Belle jeunesse (La)

Belle jeunesse (La)
Titre original:Belle jeunesse (La)
Réalisateur:Jaime Rosales
Sortie:Cinéma
Durée:102 minutes
Date:10 décembre 2014
Note:

Natalia et Carlos sont en couple depuis un peu plus de deux ans. Faute de travail dans leur région en Espagne sinistrée par la crise économique, ils s’imaginent ce qu’ils feraient s’ils avaient de l’argent. Car sans formation particulière, ils survivent tant soit peu de petits boulots. La situation se dégrade lorsque Natalia tombe enceinte. Elle décide de garder le bébé, en dépit des réserves de sa propre mère chez laquelle elle habite encore et de la difficulté de Carlos d’assumer ses nouvelles responsabilités de père.

Critique de Tootpadu

« La crise est finie, la crise est finie, … » : qu’est-ce que nous aimerions entonner le refrain de la chanson d’un film de Robert Siodmak du milieu des années 1930. Hélas, la crise économique, qui devient par effet domino une grave crise sociale et morale en Europe et ailleurs dans le monde, est loin d’être finie. Elle progresse même d’une façon sournoisement nuisible dans des pays comme l’Espagne, qui osait rêver autrefois d’un niveau de confort, voire de richesse, désormais hors d’atteinte. Le phénomène triste de la jeunesse, qui passe sans transition du statut d’élève ou d’étudiant à celui de chômeur, est malheureusement aussi répandu en France. En attendant que la misère nous rattrape ici, des films aussi francs et pourtant touchants que La Belle jeunesse nous rappellent à quel point la vie et ses acquis matériels et affectifs sont fragiles. Après réflexion, il ne nous semble plus si évident que le réalisateur Jaime Rosales ait choisi ce titre sous le signe de l’ironie. Car même dans la précarité croissante que ce couple mis à l’épreuve traverse, il sait préserver une certaine dignité : moins parce qu’il resterait intact en termes sentimentaux, mais à cause de son pragmatisme, qui ne lui offre de toute façon pas le luxe de s’apitoyer sur son sort.

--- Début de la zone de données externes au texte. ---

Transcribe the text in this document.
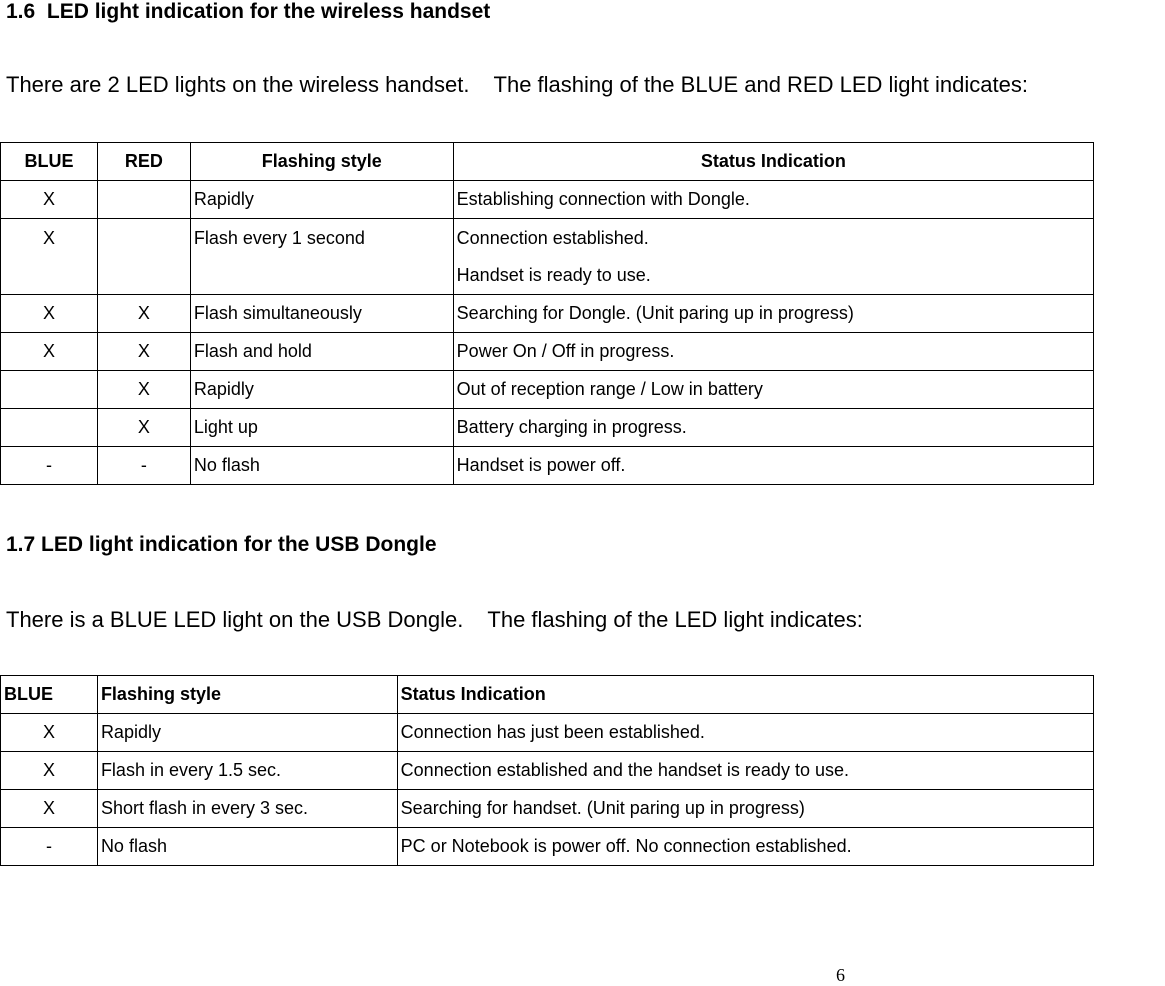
1.6  LED light indication for the wireless handset
There are 2 LED lights on the wireless handset.    The flashing of the BLUE and RED LED light indicates:
BLUE	RED	Flashing style	Status Indication
X		Rapidly	Establishing connection with Dongle.
X		Flash every 1 second	Connection established.
Handset is ready to use.

X	X	Flash simultaneously	Searching for Dongle. (Unit paring up in progress)
X	X	Flash and hold	Power On / Off in progress.
	X	Rapidly	Out of reception range / Low in battery
	X	Light up	Battery charging in progress.
-	-	No flash	Handset is power off.
1.7 LED light indication for the USB Dongle
There is a BLUE LED light on the USB Dongle.    The flashing of the LED light indicates:
BLUE	Flashing style	Status Indication
X	Rapidly	Connection has just been established.
X	Flash in every 1.5 sec.	Connection established and the handset is ready to use.
X	Short flash in every 3 sec.	Searching for handset. (Unit paring up in progress)
-	No flash	PC or Notebook is power off. No connection established.
6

Natalia et Carlos n’ont strictement rien de particulier, qui les distinguerait des milliers d’autres jeunes adultes dans le même genre de situation désespérante qu’eux. Ils sont amplement représentatifs de leur génération, vouée plus aux drogues douces et aux jeux vidéos et moyens de communication virtuels qu’à une philosophie en phase avec les dures réalités de la vie. Leur existence ne suit plus un plan de carrière à l’ancienne, rassurant car tout tracé d’avance, mais le sentier sinueux de la débrouillardise ininterrompue et surtout d’un contrat entre les générations hautement dysfonctionnel. Tandis que leurs parents rêvaient sans doute de promotions et de salaires en augmentation constante, ces jeunes laissés-pour-compte ne demandent rien d’autre que ce coup de pouce dérisoire à l’espoir, qui consiste en la simple acceptation du CV, sans la moindre possibilité d’un emploi, serait-il de courte durée. La déchéance matérielle des personnages se chiffre en euros, du billet de dix que l’on reçoit après avoir trimé pendant une journée au noir sur le chantier aux six-cents que génère la perte de toute intimité sexuelle en participant à des pornos faussement amateurs.

Plutôt que de s’émouvoir de cette histoire d’une jeune famille qui ne pourra peut-être jamais voler de ses propres ailes, la narration reste quasiment impassible face à son malheur. Ce qui ne signifie point que le cinquième film du réalisateur soit dépourvu d’une acuité morale et sociale impressionnantes. Le récit reste au plus près du présent de ce groupe de personnages, qui n’a pas les moyens d’envisager sereinement son avenir. Cet état de suspension dans l’instant présent passe aussi par deux séquences curieuses, qui condensent un laps de temps assez conséquent par le biais d’un collage de photos et d’échanges sur les réseaux sociaux. Elles font figure de parenthèse aseptisée dans un flux dramatique, qui puise sa vigueur de la ruse cinématographique de l’ellipse. Sauf qu’entre les mains d’un réalisateur intransigeant comme Jaime Rosales, cette dernière est le dispositif parfait pour évoquer la monotonie lénifiante d’un quotidien, qui serait marginal si l’Espagne n’allait pas si mal. Dans cette contradiction réside toute la noblesse d’un film, qui voit encore de la beauté, là où cette banalité inciterait d’autres à s’adonner au misérabilisme le plus répugnant.